For more reflections on the Basilica Hymns of each season, purchase Perpetual Jubilee: Meditations on the Chaldean Liturgical Year on Amazon.com.
In his unsurpassable mercies, God created us with many natural gifts and talents, and second only to the intellect, the greatest gift he gave us at our creation was the gift of free will. Though all things are in his hands, God deigned to allow some things to be in ours, and he respects that freedom until today; that is, he does not force our will to any decision, but in his grace he guides us gently to the truth and goodness that come from him. What is in our hands, then, is ultimately the following: to decide what to do with the gifts God has given us. The Master in Matthew 25 who gives a different amount of coins to his three servants expects them back with 100% increase, but not all of them live up to this expectation.
It is easy to call ourselves “servants of God,” and in fact giving ourselves this name is Christ’s direct command: “When you have done all that you have been commanded, SAY TO YOURSELVES, ‘We are unprofitable servants; we have done only what was our duty.’” (Luke 17:10). But this servanthood of God is not simply a matter of names. Do we act as servants, unprofitable or otherwise, or do we rebel in disobedience to our Master? Do we follow other masters, like money or pleasure? Do we run away from our true and kind Master only to find ourselves enslaved to another? Indeed, the temptation to follow, and ultimately serve, the pleasures of this world is a real one:
The desires of the passing world have separated me from you, and through them the rebel sets traps for me and ensnares me, that I may not please you, O Lord.
The parable of the two sons in Luke 15 gives the example of the son who ran away from his father after taking half of his father’s property. Having “squandered it on a life of dissipation,” he finds himself in servitude to another master, one who does not even provide him with the basic essentials of life, for “he longed to feast on the pods on which the swine fed.” The “prodigal son” turns back to his father after realizing his own hunger.
What hunger it must have taken to make this son, who had insulted his father so badly, return to him in shame! But what of us? What type of spiritual starvation must come upon us before we return to our Father above, after we have spent our gifts and our life running after the passing and empty pleasures of this world? How dark is that moment when, having sold our soul and filled ourselves with some sinful delight, we realize that it no longer tastes as it did! How shockingly sad when we discover we have been duped by a lying salesman! Indeed, all the delights of this world, delicious as they are, without God are fading in flavor rapidly, and in the end leave us starving even for our basic sustenance of life:
And as I earned little, and the world and its enticements passed away, regrets and sufferings overcame me, for I saw that the hope of my life has come to naught…

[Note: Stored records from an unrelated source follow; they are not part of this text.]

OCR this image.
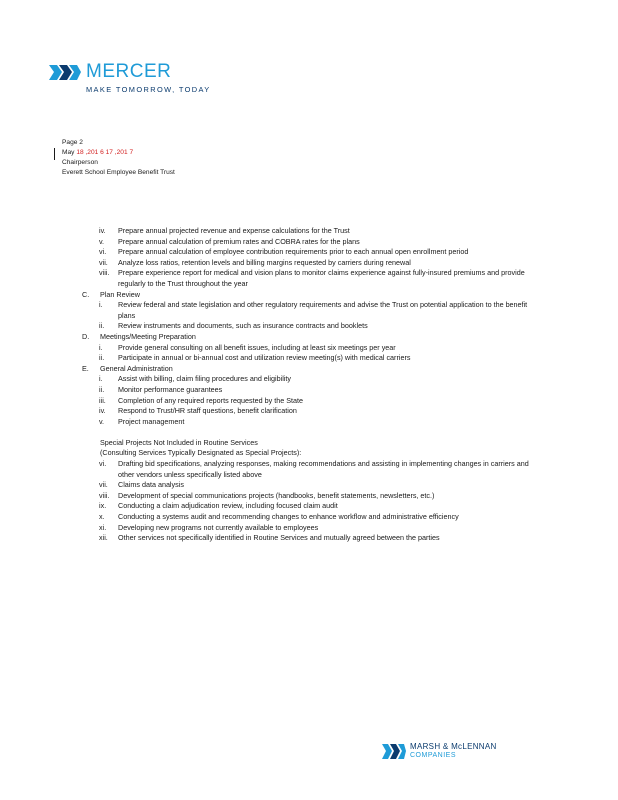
MERCER
MAKE TOMORROW, TODAY
Page 2
May 18 ,201 6 17 ,201 7
Chairperson
Everett School Employee Benefit Trust
iv. Prepare annual projected revenue and expense calculations for the Trust
v. Prepare annual calculation of premium rates and COBRA rates for the plans
vi. Prepare annual calculation of employee contribution requirements prior to each annual open enrollment period
vii. Analyze loss ratios, retention levels and billing margins requested by carriers during renewal
viii. Prepare experience report for medical and vision plans to monitor claims experience against fully-insured premiums and provide regularly to the Trust throughout the year
C. Plan Review
i. Review federal and state legislation and other regulatory requirements and advise the Trust on potential application to the benefit plans
ii. Review instruments and documents, such as insurance contracts and booklets
D. Meetings/Meeting Preparation
i. Provide general consulting on all benefit issues, including at least six meetings per year
ii. Participate in annual or bi-annual cost and utilization review meeting(s) with medical carriers
E. General Administration
i. Assist with billing, claim filing procedures and eligibility
ii. Monitor performance guarantees
iii. Completion of any required reports requested by the State
iv. Respond to Trust/HR staff questions, benefit clarification
v. Project management
Special Projects Not Included in Routine Services
(Consulting Services Typically Designated as Special Projects):
vi. Drafting bid specifications, analyzing responses, making recommendations and assisting in implementing changes in carriers and other vendors unless specifically listed above
vii. Claims data analysis
viii. Development of special communications projects (handbooks, benefit statements, newsletters, etc.)
ix. Conducting a claim adjudication review, including focused claim audit
x. Conducting a systems audit and recommending changes to enhance workflow and administrative efficiency
xi. Developing new programs not currently available to employees
xii. Other services not specifically identified in Routine Services and mutually agreed between the parties
MARSH & McLENNAN
COMPANIES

The first and worst mistake we can make in thinking about God is in reducing him to our mindset, in “creating him in our image.” This mode of idolatry is expressed when we fear his anger and avoid returning to him. Yes, God is perfectly just, but his mercy is perfect as well, and, according to Christ’s own symbol, he is a Father who enthusiastically runs out to greet us when we turn back to him, no matter what we have squandered our life upon. Our return to him is humbling indeed, but this humility only puts us in our place in relation to God. Indeed, even the fear we have of God’s punishment should be motivation to turn back to him. Between the spiritual starvation, the promise of mercy, and the threat of punishment, there are many ropes in the net which pulls us back to the Father:
…and now I have no refuge aside from you, O Lord. In the greatness of your mercies, turn to me, and in your grace, have pity on me; rescue me from my sins, as is your custom, O Lover of mankind: forgive me, O Lord!